As governments instruct people to stay at home in a bid to limit the spread of Covid-19 and reduce your risk of catching or carrying it, those who have ignored the advice have been warned they are putting lives at risk.
And both the Welsh and UK governments have threatened tougher measures - like banning exercise outside - if people do not stay at home.
But Jodie wants you to think of people like her grandfather who died with the virus last week.
William Evans, a "larger than life" 67-year-old drummer in a band, was "fine" before he deteriorated "very suddenly" and died in hospital in Carmarthenshire.
"We couldn't see him or call him because he was very poorly so he couldn't answer," said Jodie.
"We never thought he would die from this and we never thought we'd lose him so young."
The trainee healthcare support worker now hopes people struggling with staying at home, self-isolating or social distancing will think they can help stop people like William dying.
"I would just say to save people's lives, you just have to stay in," Jodie pleaded.
"I was devastated at first when we couldn't go anywhere, having to stay in and not see my friends and go to the beach.
"But now it does make sense and it's the worst thing ever.
"I don't want anybody else to go through this. It shouldn't happen.

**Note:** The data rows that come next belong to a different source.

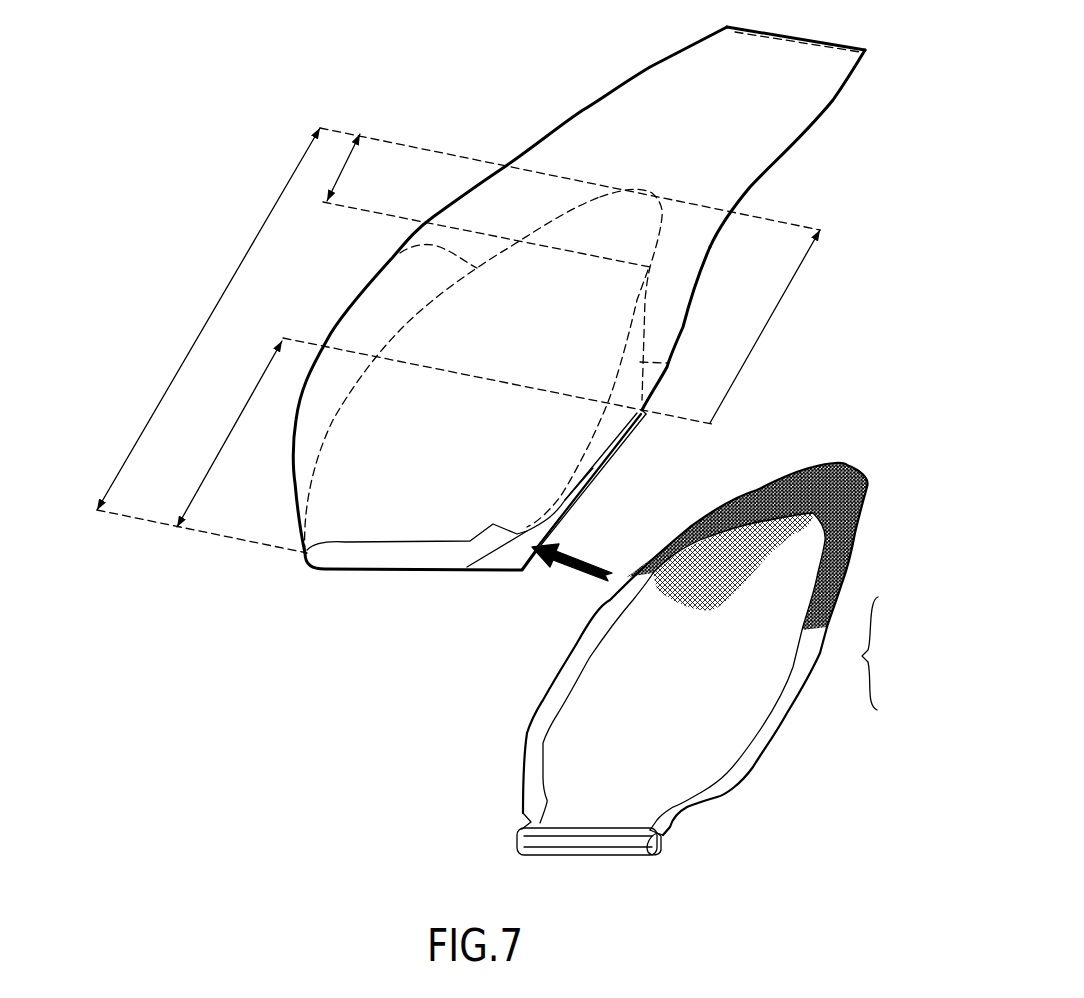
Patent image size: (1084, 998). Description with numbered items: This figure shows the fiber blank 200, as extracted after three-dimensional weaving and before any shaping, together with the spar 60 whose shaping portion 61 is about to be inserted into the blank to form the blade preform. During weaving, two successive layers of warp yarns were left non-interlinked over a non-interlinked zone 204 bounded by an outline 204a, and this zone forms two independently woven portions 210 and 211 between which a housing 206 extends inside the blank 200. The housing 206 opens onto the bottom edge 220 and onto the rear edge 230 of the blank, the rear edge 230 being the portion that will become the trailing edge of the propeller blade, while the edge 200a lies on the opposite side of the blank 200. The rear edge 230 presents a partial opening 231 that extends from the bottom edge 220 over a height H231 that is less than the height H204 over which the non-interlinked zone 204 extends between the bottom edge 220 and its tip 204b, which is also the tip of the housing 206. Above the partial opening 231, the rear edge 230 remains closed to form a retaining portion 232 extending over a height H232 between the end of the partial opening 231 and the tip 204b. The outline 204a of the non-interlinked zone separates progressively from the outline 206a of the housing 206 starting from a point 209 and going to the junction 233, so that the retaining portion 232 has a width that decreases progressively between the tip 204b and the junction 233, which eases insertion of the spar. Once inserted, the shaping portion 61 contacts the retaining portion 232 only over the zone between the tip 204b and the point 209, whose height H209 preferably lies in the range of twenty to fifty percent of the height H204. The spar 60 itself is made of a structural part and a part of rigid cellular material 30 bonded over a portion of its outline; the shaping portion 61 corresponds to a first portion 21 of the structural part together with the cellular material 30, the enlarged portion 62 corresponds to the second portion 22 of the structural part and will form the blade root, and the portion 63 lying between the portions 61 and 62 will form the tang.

The fiber blank 200 is at (579, 290).
The leading edge of preform 200a is at (340, 318).
The non-interlinked zone 204 is at (515, 343).
The outline of the non-interlinked zone 204a is at (400, 253).
The tip of the non-interlinked zone 204b is at (649, 192).
The housing 206 is at (476, 446).
The outline of the housing 206a is at (615, 382).
The point 209 is at (650, 268).
The first independently woven portion 210 is at (562, 444).
The second independently woven portion 211 is at (562, 524).
The bottom edge 220 is at (310, 560).
The rear edge 230 is at (710, 250).
The partial opening 231 is at (594, 473).
The retaining portion 232 is at (679, 343).
The junction 233 is at (645, 421).
The spar 60 is at (708, 648).
The part made of rigid cellular material 30 is at (820, 620).
The first portion of the structural part 21 is at (750, 688).
The shaping portion 61 is at (881, 653).
The second portion of the structural part 22 is at (543, 835).
The enlarged portion 62 is at (652, 853).
The intermediate portion 63 is at (657, 833).
The height of the non-interlinked zone H204 is at (213, 313).
The height of the contact zone H209 is at (340, 166).
The height of the partial opening H231 is at (226, 433).
The height of the retaining portion H232 is at (787, 299).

"We all need to realise by staying in we are helping other people. Maybe some of us have a good immune system and we're healthy and fit but other people are not so lucky."
Jodie said William, a former carpenter from Trimsaran near Llanelli, was a "kind, larger than life, amazing grandfather".

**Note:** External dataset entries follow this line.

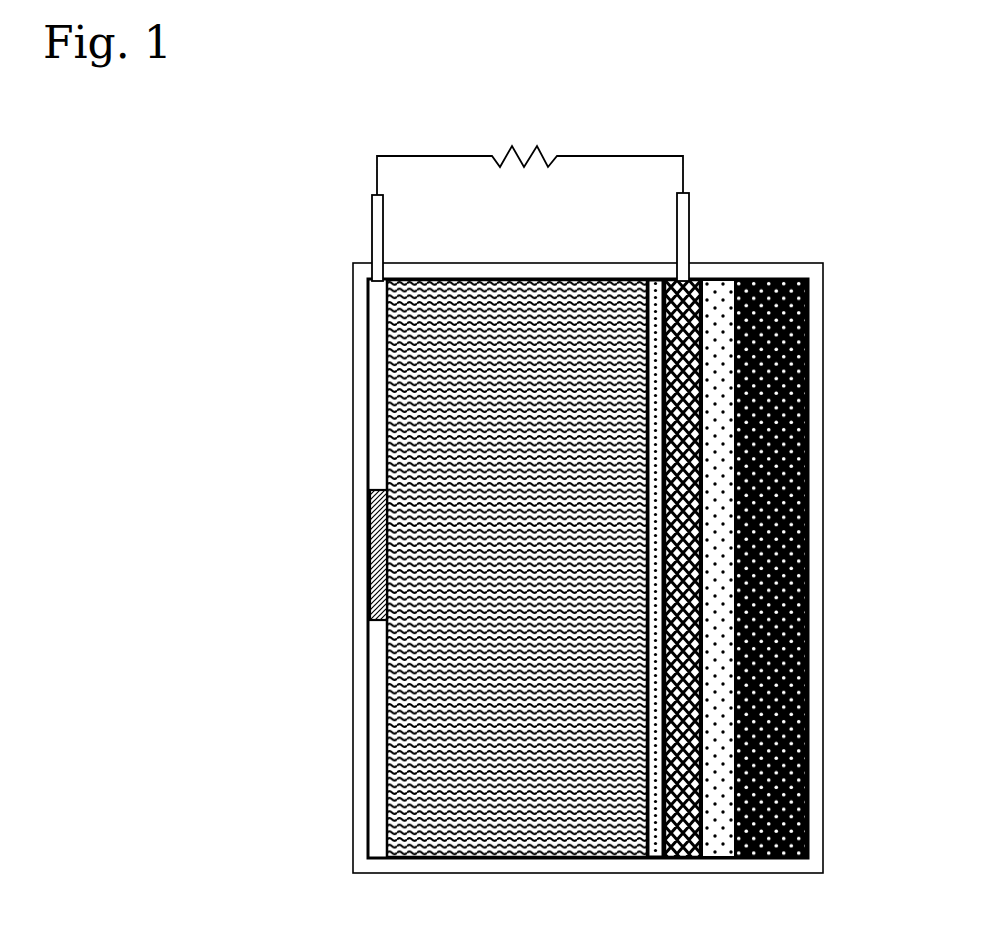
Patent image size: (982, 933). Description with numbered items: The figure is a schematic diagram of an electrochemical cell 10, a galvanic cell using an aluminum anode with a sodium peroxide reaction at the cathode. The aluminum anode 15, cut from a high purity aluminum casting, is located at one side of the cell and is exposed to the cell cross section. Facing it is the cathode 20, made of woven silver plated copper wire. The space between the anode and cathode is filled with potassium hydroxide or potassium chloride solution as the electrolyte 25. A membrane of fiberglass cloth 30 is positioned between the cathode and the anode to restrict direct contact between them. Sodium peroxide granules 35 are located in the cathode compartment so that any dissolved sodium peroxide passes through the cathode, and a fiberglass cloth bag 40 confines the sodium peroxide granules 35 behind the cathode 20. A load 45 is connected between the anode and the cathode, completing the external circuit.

The electrochemical cell 10 is at (803, 252).
The aluminum anode 15 is at (370, 548).
The cathode 20 is at (697, 279).
The electrolyte 25 is at (427, 280).
The membrane of fiberglass cloth 30 is at (662, 856).
The sodium peroxide granules 35 is at (805, 390).
The fiberglass cloth bag 40 is at (713, 856).
The load 45 is at (518, 136).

"He loved playing the drums, he loved his band and his friends," she said.
"He was very soft even though he was a big guy. He had so many skills and he always offered to help, he looked after us.
"He had a few health problems but nothing severe. He wasn't the fittest guy, even he'd admit that but he wasn't critically ill or someone we thought would die from it."
William was admitted to hospital after he "started with him coughing a lot - and it got worse."
"His condition was up and down for a while but then he died," said Jodie. "Everything happened so fast.
"My mother made a decision to be with my grandmother, but I can't go home to my parents to see them or my brother. I can't see my grandmother or my aunt.
"It's awful not being together. Obviously with the job I'm going to do, I can't afford to be ill either."
William died at Llanelli's Prince Phillip Hospital and Jodie will see her family at his funeral later this month.
"Even then it's only going to be 10 people," she said.
"Only family members can be there. His friends can't come and he was really popular so that's hard for them.
"It's just not the funeral he deserves. But we understand, in the circumstances it has to be done."